Son tendencias que, a contramano de la digitalización y la vida urbana, crecieron en las dos primeras décadas del siglo y que se desarrollan, mayormente, puertas adentro del hogar convertido en refugio y en fuente de placer. El aislamiento social obligatorio y el temor al coronavirus las convirtieron casi en una exigencia, en uno de los escasos recursos para el bienestar y, también, terapéuticos. Y a la cocina en el epicentro de crecientes actividades afectivas, manuales, reconfortantes, cotidianas.
Desde antes que se decretara la cuarentena en la Argentina y la pandemia global, sábado 7 de marzo, las páginas de este suplemento vienen dando cuenta de ello: el cuestionado hábito de compartir el mate en el trabajo, el furor por la masamadre y los fermentados, la reconversión vía delivery de los grandes restaurantes, la compra futura para el local del barrio o la cocina de resistencia con lo que se tiene a mano, fueron algunas de las expresiones de cómo en los últimos meses aprenidmos a barrenar las vicisitudes económicas y a su vez nos reconvertimos, forzadamente, en "domonautas": expertos en navegar (¿o naufragar?) en el inexplorado territorio de nuestro propio hogar. Un fenómeno íntimo, pero multiplicado por un tercio de la humanidad recluida casi en simultáneo en sus casas.

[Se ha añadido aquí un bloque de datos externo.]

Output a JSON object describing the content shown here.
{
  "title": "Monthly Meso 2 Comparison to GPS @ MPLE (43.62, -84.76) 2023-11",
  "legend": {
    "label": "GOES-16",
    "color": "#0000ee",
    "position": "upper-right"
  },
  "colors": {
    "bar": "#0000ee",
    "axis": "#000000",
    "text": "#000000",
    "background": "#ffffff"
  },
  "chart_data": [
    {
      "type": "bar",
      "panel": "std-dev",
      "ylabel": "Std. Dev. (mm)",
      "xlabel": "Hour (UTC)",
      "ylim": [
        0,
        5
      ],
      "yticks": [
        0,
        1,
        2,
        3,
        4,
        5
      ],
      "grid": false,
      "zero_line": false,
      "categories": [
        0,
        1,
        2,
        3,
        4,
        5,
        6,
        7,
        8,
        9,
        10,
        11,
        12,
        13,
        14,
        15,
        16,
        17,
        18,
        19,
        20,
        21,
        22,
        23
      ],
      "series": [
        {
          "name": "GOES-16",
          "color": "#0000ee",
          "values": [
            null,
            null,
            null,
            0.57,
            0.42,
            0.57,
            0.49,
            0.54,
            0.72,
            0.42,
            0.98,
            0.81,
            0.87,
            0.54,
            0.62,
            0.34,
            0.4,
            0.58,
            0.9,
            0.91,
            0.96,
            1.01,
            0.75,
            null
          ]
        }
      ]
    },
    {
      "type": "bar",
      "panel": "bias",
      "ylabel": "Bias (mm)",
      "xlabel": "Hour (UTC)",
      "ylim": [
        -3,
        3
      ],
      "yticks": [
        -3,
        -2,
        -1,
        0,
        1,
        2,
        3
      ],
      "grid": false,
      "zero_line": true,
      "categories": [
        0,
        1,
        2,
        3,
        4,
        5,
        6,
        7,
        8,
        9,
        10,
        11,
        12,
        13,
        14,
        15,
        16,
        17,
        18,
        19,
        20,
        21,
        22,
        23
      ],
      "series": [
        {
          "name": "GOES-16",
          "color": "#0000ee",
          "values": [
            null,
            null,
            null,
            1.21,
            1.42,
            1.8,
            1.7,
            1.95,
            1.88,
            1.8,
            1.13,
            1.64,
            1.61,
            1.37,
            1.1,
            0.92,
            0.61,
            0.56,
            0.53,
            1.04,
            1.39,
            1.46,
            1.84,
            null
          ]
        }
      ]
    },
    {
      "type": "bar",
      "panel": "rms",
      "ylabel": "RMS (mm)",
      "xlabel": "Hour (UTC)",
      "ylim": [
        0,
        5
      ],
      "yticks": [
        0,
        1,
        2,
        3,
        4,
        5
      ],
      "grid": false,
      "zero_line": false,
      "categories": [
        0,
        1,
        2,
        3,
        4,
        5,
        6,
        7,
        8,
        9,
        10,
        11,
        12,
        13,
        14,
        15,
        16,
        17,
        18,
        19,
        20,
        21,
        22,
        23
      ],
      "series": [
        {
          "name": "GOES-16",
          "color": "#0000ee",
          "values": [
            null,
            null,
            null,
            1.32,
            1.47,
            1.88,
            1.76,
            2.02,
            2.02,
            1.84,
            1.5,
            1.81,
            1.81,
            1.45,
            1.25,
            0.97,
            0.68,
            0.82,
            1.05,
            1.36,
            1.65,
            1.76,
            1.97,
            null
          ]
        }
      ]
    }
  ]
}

Rescatar el sabor de una receta familiar, comprarle al local de la esquina del que somos parroquianos y hasta la propina a los repartidores, miles de preparaciones registradas en Instagram y decenas de cocineros que aumentaron su popularidad compartiendo tips o detalles fueron en definitiva el reverso de las comunicaciones por Zoom: placeres y contacto físico en una cuarentena en la que nos recordaremos, literalmente, con las manos en la masa.